But while mainstream country leans toward booze, trucks, and arena-scale bombing, Musgraves prefers delicacy, detail, and an ironic subversion of small-town expectations. The title song from her second album entitled “Material for the competition”, she explained, “It’s not that I don’t care about world peace/But I don’t see how I could fix it on stage in a swimsuit.”
Her music values understatement, eschews standard Nashville sounds, and sometimes references Nineteen Seventies Laurel Canyon folk-pop. Like the era’s songwriters and producers, Musgraves is fascinated by folk music and seemingly diaristic, but in addition modestly versed in pop structures and studio possibilities.
Musgraves sang on “Star-Crossed.” marital pressures, skilled jealousy, coping with memories and moving on. The music went far beyond country, combining surreal electronica and sensual R&B. “Deeper Well” is leaner and fewer decidedly eclectic. Written and produced in collaboration with Musgraves’ long-time collaborators Daniel Tashian and Ian Fitchuk, the album focuses on acoustic guitars and organic, deceptively transparent arrangements; every instrument shines. Although the album was recorded in New York (at Electric Lady Studios), it is a world away from the hustle and bustle of town; music at all times has a pastoral character.

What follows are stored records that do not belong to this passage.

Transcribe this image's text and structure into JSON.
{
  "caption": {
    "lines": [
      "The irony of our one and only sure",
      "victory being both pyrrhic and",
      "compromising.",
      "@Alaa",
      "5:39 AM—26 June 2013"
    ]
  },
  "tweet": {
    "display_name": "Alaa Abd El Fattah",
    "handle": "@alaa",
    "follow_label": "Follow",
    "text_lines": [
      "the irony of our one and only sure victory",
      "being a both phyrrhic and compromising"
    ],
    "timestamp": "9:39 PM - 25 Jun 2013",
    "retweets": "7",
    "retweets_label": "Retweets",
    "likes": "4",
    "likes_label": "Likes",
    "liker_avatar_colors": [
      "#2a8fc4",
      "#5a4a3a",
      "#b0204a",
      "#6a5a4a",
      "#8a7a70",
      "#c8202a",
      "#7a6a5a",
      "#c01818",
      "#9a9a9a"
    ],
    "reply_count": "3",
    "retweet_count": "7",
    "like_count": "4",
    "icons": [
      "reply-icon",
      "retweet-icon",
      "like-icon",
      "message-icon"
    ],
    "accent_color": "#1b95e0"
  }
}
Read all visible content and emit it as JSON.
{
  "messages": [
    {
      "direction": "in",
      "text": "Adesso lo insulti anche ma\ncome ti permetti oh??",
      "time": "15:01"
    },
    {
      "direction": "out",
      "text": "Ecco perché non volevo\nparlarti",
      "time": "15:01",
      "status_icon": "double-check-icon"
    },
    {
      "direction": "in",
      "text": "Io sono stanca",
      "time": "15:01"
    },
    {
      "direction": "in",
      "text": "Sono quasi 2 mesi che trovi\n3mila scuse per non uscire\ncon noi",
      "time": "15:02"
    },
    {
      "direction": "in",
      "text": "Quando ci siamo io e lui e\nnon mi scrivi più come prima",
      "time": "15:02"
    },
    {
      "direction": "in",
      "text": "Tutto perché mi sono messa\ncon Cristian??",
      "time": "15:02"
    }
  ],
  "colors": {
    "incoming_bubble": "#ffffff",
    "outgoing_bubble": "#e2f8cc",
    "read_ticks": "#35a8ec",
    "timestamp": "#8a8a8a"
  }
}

Gratitude is at the guts of the brand new songs. Musgraves could also be content, but she’s not complacent. He finds omens in nature within the album’s opening track “Cardinal,” which echoes the modal folk-rock of the Byrds with its 12-string guitar. Seeing the cardinal after his friend’s death, he asks: “Are you bringing me a message from the other side?”

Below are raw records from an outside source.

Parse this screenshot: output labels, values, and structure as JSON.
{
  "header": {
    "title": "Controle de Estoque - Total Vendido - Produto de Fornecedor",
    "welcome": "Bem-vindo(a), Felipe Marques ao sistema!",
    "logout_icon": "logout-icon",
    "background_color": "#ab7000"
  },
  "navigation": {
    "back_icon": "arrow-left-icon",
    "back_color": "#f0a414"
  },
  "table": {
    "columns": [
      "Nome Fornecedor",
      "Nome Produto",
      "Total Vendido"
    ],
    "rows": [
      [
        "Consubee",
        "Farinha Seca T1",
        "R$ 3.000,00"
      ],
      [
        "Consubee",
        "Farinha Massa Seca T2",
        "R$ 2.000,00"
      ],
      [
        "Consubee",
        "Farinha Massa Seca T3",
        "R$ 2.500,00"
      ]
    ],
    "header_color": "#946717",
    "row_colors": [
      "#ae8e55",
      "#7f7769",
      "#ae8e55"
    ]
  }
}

In “Dinner with Friends,” she lists the little things that make her blissful – “the way the sun on my floor creates a pattern of light” – and throws in a political barb, appreciating: “My home state of Texas/Those skies and horses and dogs,” after to which he added, “But none of their rights.” And in “The Architect,” a crystalline waltz for string orchestra, she marvels each at natural phenomena – an apple, the Grand Canyon – and on the miracle of finding latest love, which makes her wonder concerning the existence of God: “It’s life that we create, whether it is a coincidence, or fate?” she asks. “Is there an architect here?”